Estas afirmações não significam que ignore as insuficiências técnico-financeiras de grande número de unidades do comércio. Parece, por isso, impor-se a sua reorganização ou reforma, que não será efectiva se não começar na fábrica e deverá incidir muito mais sobre a formação das unidades que o compõem do que sobre o sistema em si mesmo.
Para preservar as iniciativas e os estímulos humanos que as impusionam e animam, para preservar um mercado real, não poderemos tolher o livre acesso à actividade comercial, mas poderemos estabelecer as regras que o regem.
Não pode deixar de haver na constituição de novas unidades uma submissão a três factores essenciais: capacidade financeira adequada, competência técnica comprovada e instalações apropriadas para o exercício da especialidade.
Se- é fácil legislar a este propósito, bem mais difícil é tornar a lei realidade. Enquanto não existir o meio apropriado, como poderá desenvolver-se a espécie? Por isso não ganharemos nada em reformar no espaço e, sobretudo, em reformar um sector sem tudo reformar. Cuidado! Se formos lançados na voragem das organizações ciclópicas, em formas encobertas ou aparentes de monopólio, destruiremos simplesmente o mercado e o comerciante. Repito o que tantas vezes tenho dito: sem comerciantes não há comércio, nem mercado, nem renovação produtora, nem expansão económica sólida e duradoura.
O problema é essencialmente de instrução - instrução extensiva e intensiva em todas as camadas sociais, um vasto ensino de especialidades.
Não posso deixar de aplaudir calorosamente o Governo no propósito que manifesta de acelerar e aperfeiçoar o ensino técnico e o das especialidades. Não creio, porém, que o esforço do Estado, só por si, seja suficiente e verdadeiramente eficaz. Deveria ser suplementado pelo ensino em escolas patrocinadas pelas próprias actividades organizadas, que mais directo conhecimento têm das necessidades e, por isso, melhor podem ajustar es seus programas de ensino às modalidades novas que constantemente surgem no mundo dos especialistas e das especialidades, em activa renovação.
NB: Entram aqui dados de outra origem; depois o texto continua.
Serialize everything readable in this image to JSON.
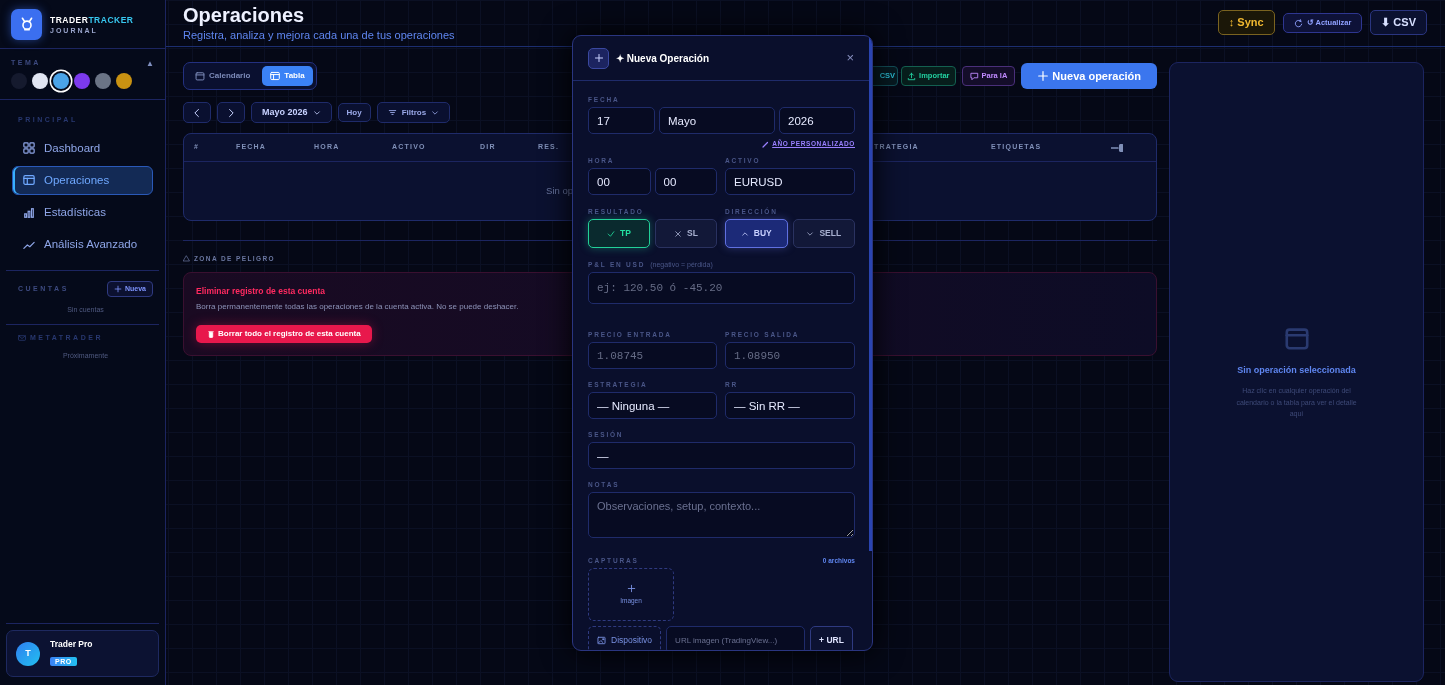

O problema é também o problema da formação de chefes, o grave problema da liderança. E aqui o papel da concorrência no mercado dos valores humanos, do valor pessoal, é sobrelevante.
Permita-me, Sr. Presidente, que, em nota final, diga ainda umas palavras sobre o aspecto mais 'característico da balança de pagamentos: a persistente contribuição das províncias ultramarinas para o equilíbrio das nossas contas internacionais.
O saldo favorável da balança de pagamentos do ultramar de 1948 a 1953, no montante de 8 247 000 contos, serviu para pagar o déficit de 8 183 000 contos da balança de pagamentos da metrópole no mesmo período.
A posição do ultramar como factor decisivo ma liquidação das nossas contas internacionais mais ainda se acentuou nos anos subsequentes, o que poderá verificar-se mais precisamente quando se tiver uma ideia do montante dos invisíveis daquela proveniência nos últimos três anos.
Por isso, é de fundamental importância para o equilíbrio da zona económica e monetária portuguesa que se mantenha a preponderância do mercado internacional no escoamento dos produtos ultramarinos. Na medida em que assim deixar de ser, irá secando a fonte onde se alimenta o nível de vida da metrópole.
Com efeito, são os invisíveis e o saldo do comércio ultramarino que tornam possível manter-se no continente o nível de vida que desfrutamos e que as exportações e os invisíveis da metrópole, só por si, não garantam. Não deve escapar-nos o significado político deste facto.
Muito haveria ainda a dizer sobre a nossa balança de pagamentos, sobre as razões da sua composição e as implicações económicas, sociais e políticas que dela resultam. Ficará para outra ocasião, porque o tempo urge.
Muito haveria também a dizer sobre a política agrária e a política migratória, sobre a política ultramarina e a política comercial, sobre a política de fomento e o mercado dos capitais, sobre a política dos preços e dos salários, sobre a política industrialista, sobre a diversificação da produção e os imperativos da produtividade.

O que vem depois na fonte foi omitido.